4.3. Naar het oordeel van de Raad is de besteding van het bedrag van € 175.000,-- dat op 16 februari 2006 aan appellante en haar echtgenoot is uitbetaald, voor de verlening van bijstand een relevant feit ter zake waarvan op appellante de inlichtingenverplichting rustte. De inlichtingenverplichting omvat dat zij deugdelijk en verifieerbaar kan laten zien waar die middelen gebleven waren, nu zij stelt in bijstandbehoevende omstandigheden te verkeren. Daarbij neemt de Raad in aanmerking dat appellante nog geen jaar na de ontvangst van dit aanzienlijke bedrag om bijstand heeft verzocht en dat tijdens de periode van detentie van 25 mei 2006 tot en met 15 november 2006 in de dagelijkse kosten van levensonderhoud van appellante werd voorzien.

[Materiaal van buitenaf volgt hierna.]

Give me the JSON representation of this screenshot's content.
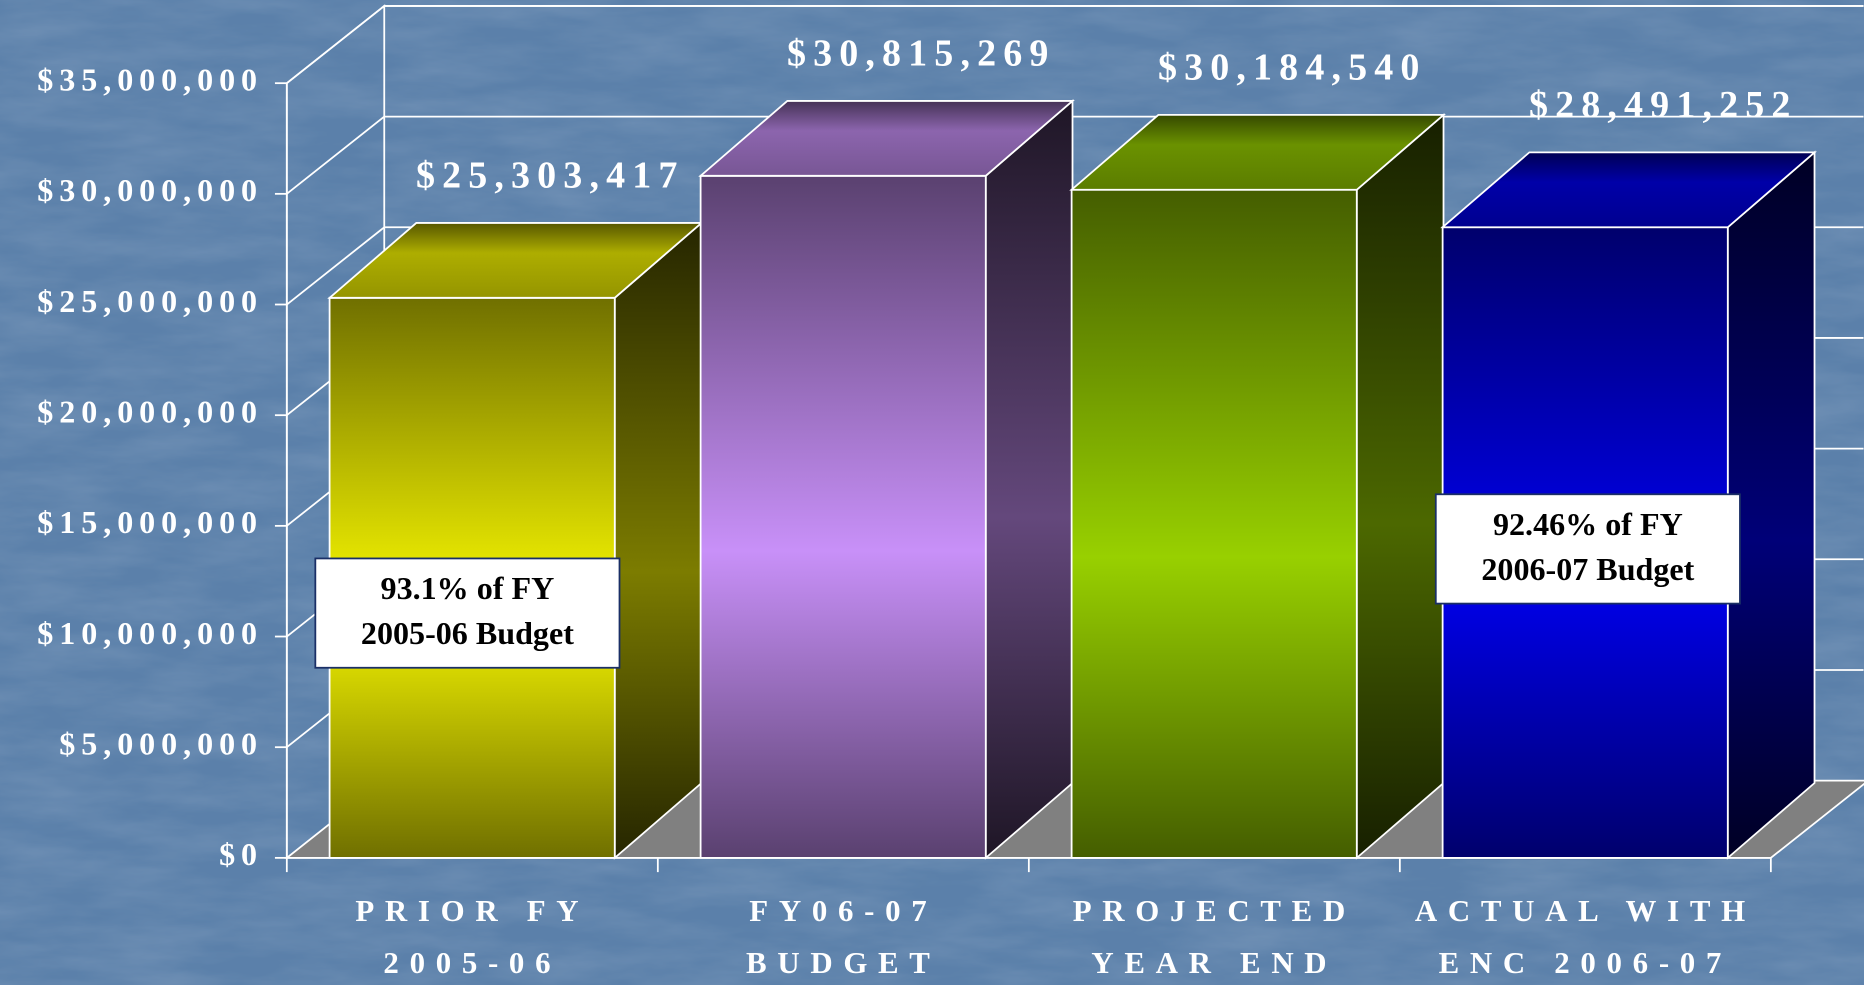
{
  "chart_data": {
    "type": "bar3d",
    "categories": [
      [
        "PRIOR FY",
        "2005-06"
      ],
      [
        "FY06-07",
        "BUDGET"
      ],
      [
        "PROJECTED",
        "YEAR END"
      ],
      [
        "ACTUAL WITH",
        "ENC 2006-07"
      ]
    ],
    "values": [
      25303417,
      30815269,
      30184540,
      28491252
    ],
    "value_labels": [
      "$25,303,417",
      "$30,815,269",
      "$30,184,540",
      "$28,491,252"
    ],
    "colors": [
      "#f8f800",
      "#c890f8",
      "#98d000",
      "#0000f0"
    ],
    "ylim": [
      0,
      35000000
    ],
    "yticks": [
      {
        "value": 0,
        "label": "$0"
      },
      {
        "value": 5000000,
        "label": "$5,000,000"
      },
      {
        "value": 10000000,
        "label": "$10,000,000"
      },
      {
        "value": 15000000,
        "label": "$15,000,000"
      },
      {
        "value": 20000000,
        "label": "$20,000,000"
      },
      {
        "value": 25000000,
        "label": "$25,000,000"
      },
      {
        "value": 30000000,
        "label": "$30,000,000"
      },
      {
        "value": 35000000,
        "label": "$35,000,000"
      }
    ],
    "grid": true,
    "annotations": [
      {
        "bar": 0,
        "lines": [
          "93.1% of FY",
          "2005-06 Budget"
        ]
      },
      {
        "bar": 3,
        "lines": [
          "92.46% of FY",
          "2006-07 Budget"
        ]
      }
    ]
  }
}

4.4. De Raad is met de rechtbank van oordeel dat appellante onvoldoende inlichtingen heeft verstrekt om het recht op bijstand ten tijde in geding op verantwoorde wijze te kunnen vaststellen. Appellante heeft geen deugdelijke en verifieerbare gegevens verstrekt ten bewijze van de aflossing van de hiervoor in 1.2 genoemde schulden. Zelfs uitgaande van de door appellante opgegeven bestedingen en rekening houdend met de besteding van € 32.200,-- door appellante en haar echtgenoot in het casino in de periode van 16 februari 2006 tot 25 mei 2006, resteert, zoals het College in het verweerschrift heeft berekend, een bedrag van € 57.250,-- waarvoor appellante geen verklaring heeft gegeven. Nog daargelaten dat niet is aangetoond dat, zoals in het aanvullend beroepschrift is gesteld, op 19 januari 2007 conservatoir beslag is gelegd op het chalet, merkt de Raad op dat dit beslag er niet aan afdoet dat appellante en haar echtgenoot op 16 februari 2006 de beschikking hebben gekregen over het bedrag van € 175.000,-- en dat op dit bedrag geen beslag is gelegd.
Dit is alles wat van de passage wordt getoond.